Ramblings of an aging IT geek
← Ramblings of an aging IT geek
debugging

three days lost to a bug that only happened when i wasn't looking

A race condition that vanished under every debugger and logging statement, until a missing lock around a lazily-initialised cache finally gave itself away.

A terminal full of debug output chasing an intermittent bug

Three days. A service that fell over roughly once every few thousand requests with a nil dereference, and never, ever when I was watching it. The classic shape of a race: every diagnostic I added changed the timing enough to make it disappear. Add a log line, the bug sulks off for an hour. Attach a debugger, it goes on holiday entirely.

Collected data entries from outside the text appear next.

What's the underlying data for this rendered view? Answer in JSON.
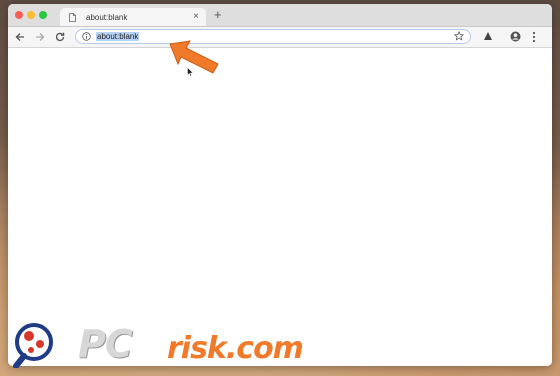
{
  "tab": {
    "title": "about:blank",
    "close_symbol": "×",
    "icon": "document-icon"
  },
  "new_tab_symbol": "+",
  "toolbar": {
    "back_icon": "arrow-left-icon",
    "forward_icon": "arrow-right-icon",
    "reload_icon": "reload-icon",
    "omnibox": {
      "url": "about:blank",
      "info_icon": "info-icon",
      "bookmark_icon": "star-icon"
    },
    "extension_icon": "extension-triangle-icon",
    "account_icon": "account-icon",
    "menu_icon": "three-dot-menu-icon"
  },
  "overlay": {
    "arrow_color": "#f07a2a",
    "arrow_icon": "pointer-arrow-icon"
  },
  "watermark": {
    "brand_pc": "PC",
    "brand_rest": "risk.com",
    "accent": "#f07a2a"
  }
}
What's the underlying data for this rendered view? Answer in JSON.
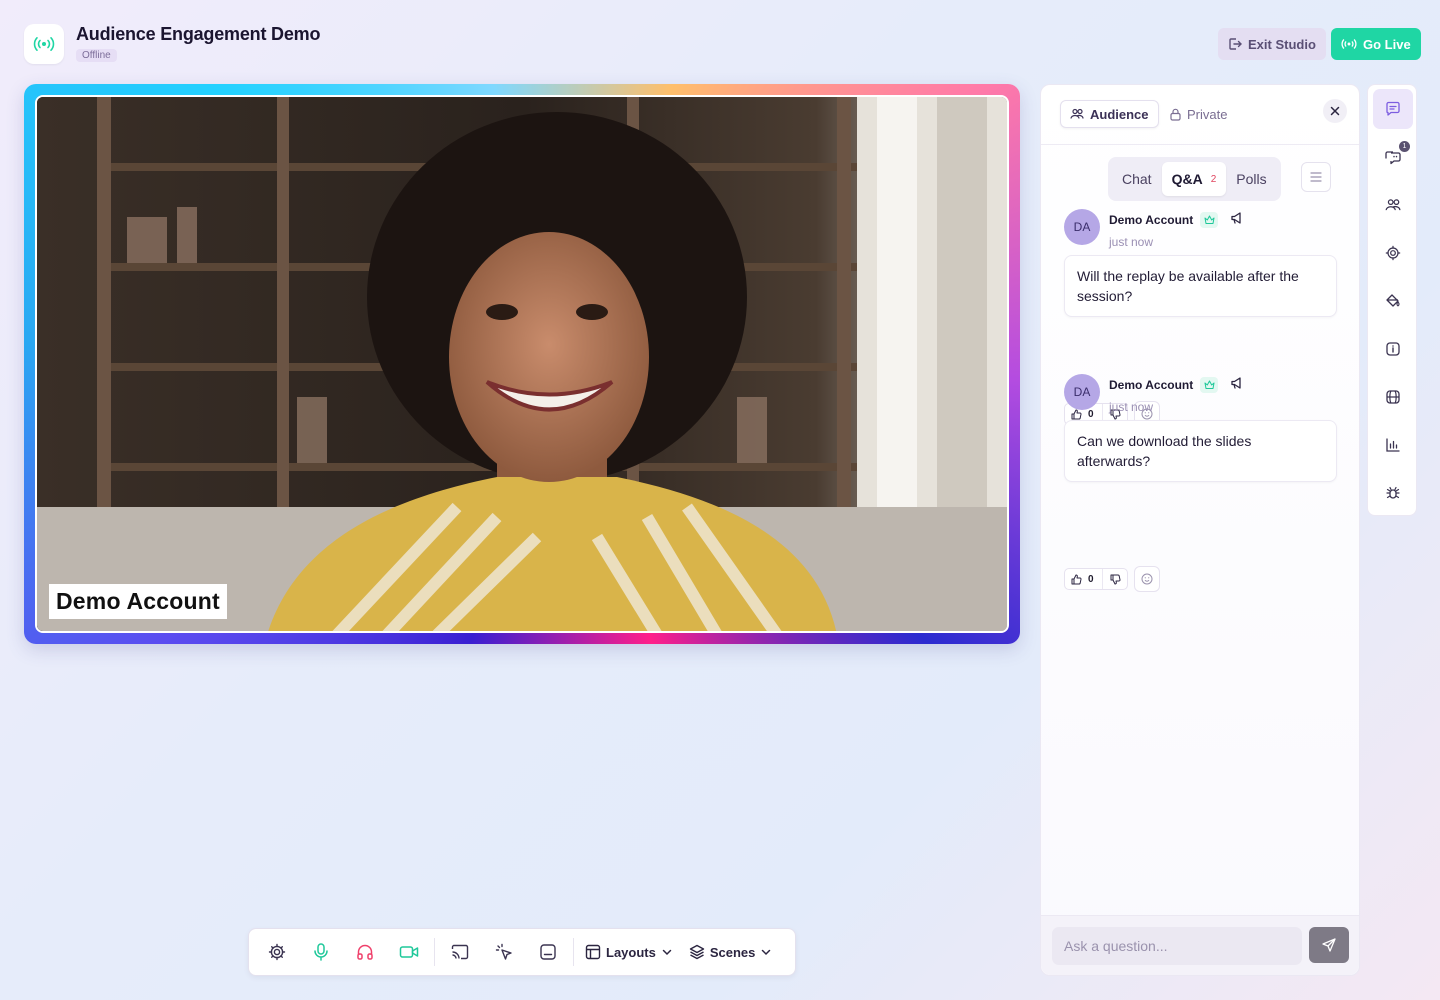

The thing that finally cracked it was giving up on reproducing live and reading the code as if I trusted nobody. There was a cache that initialised itself lazily on first use, guarded by a check-then-set with no lock around the pair. Under load, two requests would both see the cache empty, both start building it, and one would hand a half-built map to the other. Single-threaded, impossible. Under concurrency, just rare enough to look like haunting.

The fix was a sync.Once so the initialisation happened exactly once no matter how many goroutines arrived together. Five lines. Three days.

What I take from it: stop trying to catch an intermittent bug in the act when adding observers changes the timing. Find the shared state, find the window where two things touch it without a lock, and the reproduction stops mattering. I knew that already. I'll know it harder now.